The owner/creator/salesperson sauntered out from his workshop, a dusting of sawdust on his jeans.
“Hi there,” we all said. My friend and I walked among the whirling, pumping, and jabbing menagerie, making it clear that we weren’t here to buy, but rather to admire—which seemed to please him. Bright house paint coated the assorted animals, birds and people doing their thing. Propellors hummed and the mechanisms, made of welding rods and bent coat hanger wire, clattered and grated joyfully.
“I’ve got some x-rated ones in the shed,” our man said quietly, “if you’d like to see them.”
Lead the way!
“I designed them myself,” he said with pride, displaying his prize pieces of people and characters doing all sorts of activities that involve energetic thrusting and pivoting. “You won’t find these in a pattern book.”
“Or on people’s front lawns,” responded my friend. “OK. Maybe in the back,” he conceded.
All I could think of was a coffee table book of full color photos: “X-Rated Whirlygigs of Nova Scotia’s South Shore.” Or maybe a YouTube video of the best of them in action. This needs to be memorialized.
Last year, bored and waiting for the never-ending pandemic to end, I thought of doing some woodworking again. I’d been happily making sawdust since, as a kid, I picked the lock on my father’s workshop so often that he gave up and just left it open for me.
Of course, living in a small house, my miniature workshop is six feet of the garage wall. So, I got miniature power tools that could fit on a shelf: a tiny drill press, circular saw, sander, band saw.
“What are you going to make with your miniature tools?” my kids asked. Tough question, because I really didn’t know for sure. Dining room tables? Probably not. I just knew I wanted the tools; then I could make anything I wanted.
I thought hard and fast. “Whirlygigs,” I answered confidently with a smile. “I’m going to make whirlygigs.” That seemed to satisfy almost everyone.
“Do you know how?” asked the outlier in a serious tone. Actually, no.
“I’ll get a book.” Brilliant. Are there really books on making whirlygigs?
There are. I got one, followed the instructions, and whirlygigs were created. I can now add ‘whirlygig maker’ to my list of accomplishments. I plan to make lots of different ones.
They’ll live like a frenetic family in my back garden and when the breeze is up and Wendy says, “The whirlygigs are flying,” I’ll stop whatever I’m doing to go and look. And smile.
Maybe I’ll even design my own x-rated ones.
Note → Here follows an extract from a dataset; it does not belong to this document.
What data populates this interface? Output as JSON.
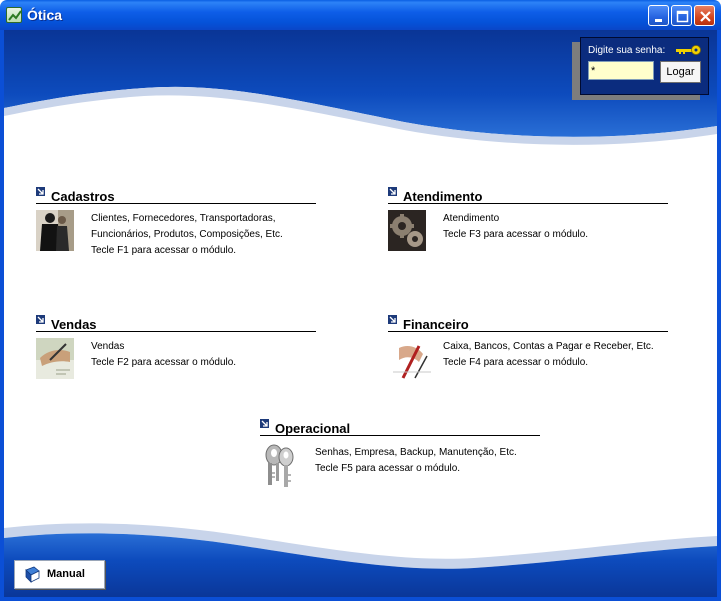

Just to keep the tradition alive.
6 thoughts on “The Joy of Whirlygigs!”
Will you make one for a friend?
JOHN, Thanks for the very interesting and quite informative article .
Something else I learned about reading the wonderful articles that you, Nancy and others write for
You peaked my interest so I now must get a book on WHIRLYGIGS .!!!!
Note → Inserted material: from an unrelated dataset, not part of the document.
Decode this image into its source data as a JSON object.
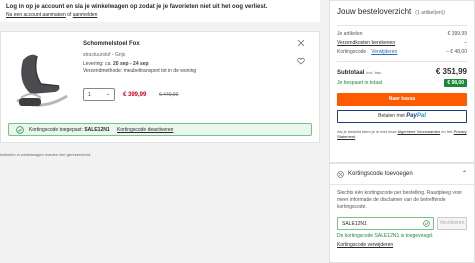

JOHN, I ENJOYED YOUR FUN ARTICLE BUT PLEASE DON’T CONTINUE TO STARE AT IT TOO LONG! YOU KNOW HAPPENED THE LAST TIME, OR MUST I REMIND YOU? STAY SAFE
John, these are terrific! Besides writing, editing, and weaving, you are also a carpenter! But unless those squeaks were meant to be birdsong, I have a can of WD- 40 that’s yours!🐥🐔
Very interesting and informative. I’ve got a professionally made J3 Cub whirlygig that I display in the back yard. Fun stuff!
I actually learned a new word: whirlygigs! Never knew what those miniature windmills on a stick were called in English!